WA-MSR mesh current controller, FLOW-R
FLOW-R Research Project: Development of
the WA-MSR Mesh Current Controller
FLOW-R, synonymous with the WA-MSR mesh current controller, was developed jointly by TU-Kaiserslautern, Pfalzwerke, Pfalzwerke Netz, PPC, and Walcher.
The mesh current controller, FLOW-R, has the task of controlling the current flows in meshed low-voltage networks or ring mains in such a way as to balance out strong fluctuations in current flows in parallel mesh lines.
The two Kirchhoff laws are implemented by FLOW-R to form the basis for the controller.
For this, within a mesh, the currents and the phase voltages and angles are cyclically queried at technically relevant measurement points approximately every ten seconds and evaluated in the WA-MSR.
If there is a need for action by the controller, it becomes active and sends suitable dynamic compensating current through the monitored mesh by connecting or disconnecting adapted tap-changing transformers.
The WA-MSR also determines the direction of flow of the compensating current within the ring main; with this, the rated current at all points of the mesh can be influenced.
The WA-MSR can also assume the task of voltage control within certain limits.
The WA-MSR can optionally be monitored from the master display and, if necessary, parameterized via telecontrol protocol IEC 60870-5-104.
Operating Principle
The figure to the left shows the current flow through the mesh without the WA-MSR.
The figure to the right shows the same mesh with installed WA-MSR. It can be seen that the compensating current of 100 A injected by FLOW-R (WA-MSR) counteracts overloading of the right circuit with 220 A at the time. Through this, the current that would theoretically flow without the WA-MSR is reduced from 220 A to 120 A. Because the injected compensating current must flow back to FLOW-R, the relatively poorly loaded parallel branch is better utilized than before. Network conversion can hence be avoided or at least considerably delayed.
The WA-MSR is installed in a cable distribution cabinet for easy mounting on a concrete plinth.
The figure shows the opened FLOW-R with the very maintenance-friendly arrangement of components.
The arrangement of input and output fuses enables rapid switching to a bypass.
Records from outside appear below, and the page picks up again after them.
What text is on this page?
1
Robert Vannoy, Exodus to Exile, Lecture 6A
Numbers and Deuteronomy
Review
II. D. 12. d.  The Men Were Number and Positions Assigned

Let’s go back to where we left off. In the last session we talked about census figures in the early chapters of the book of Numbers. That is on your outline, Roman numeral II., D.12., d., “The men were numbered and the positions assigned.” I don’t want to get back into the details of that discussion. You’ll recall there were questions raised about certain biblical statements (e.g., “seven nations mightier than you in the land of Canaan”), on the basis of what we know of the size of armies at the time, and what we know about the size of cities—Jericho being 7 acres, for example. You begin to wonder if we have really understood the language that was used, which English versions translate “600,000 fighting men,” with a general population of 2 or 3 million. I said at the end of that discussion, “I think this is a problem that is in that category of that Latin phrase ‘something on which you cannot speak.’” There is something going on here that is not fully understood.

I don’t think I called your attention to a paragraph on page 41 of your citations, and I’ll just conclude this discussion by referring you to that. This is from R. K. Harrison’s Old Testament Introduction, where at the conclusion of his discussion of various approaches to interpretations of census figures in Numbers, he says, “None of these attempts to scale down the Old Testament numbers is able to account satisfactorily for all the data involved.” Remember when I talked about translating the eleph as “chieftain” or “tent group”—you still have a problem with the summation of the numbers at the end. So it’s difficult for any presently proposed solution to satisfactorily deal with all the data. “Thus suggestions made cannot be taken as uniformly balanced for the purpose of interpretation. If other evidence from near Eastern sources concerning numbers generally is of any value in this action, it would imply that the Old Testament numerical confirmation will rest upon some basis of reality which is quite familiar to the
Closed WA-MSR (left cabinet) in the local network.
Deployment in test network
Diagram showing test network of Pfalzwerke with measurement points and transformer station as well as the location of the FLOW-R (WA-MSR) marked.
The data are exchanged via power line.
The control principle can be derived more easily in a simplified equivalent circuit diagram.
Comparison of representative measurement curves recorded at different times in the same mesh once without and once with FLOW-R. The mode of operation of the WA-MSR can clearly be seen in the curve in Figure 7. The current Ilimit = 40 A shown in blue is well maintained.
As soon as this current wants to rise, it is compensated for by the current injected by FLOW-R
(shown in red). The green curve (tap) given below shows the transformer tap changes at the given times.
With the WA-MSR, completely new, low-cost equipment that can avoid the often very expensive network expansion required in many application cases is available.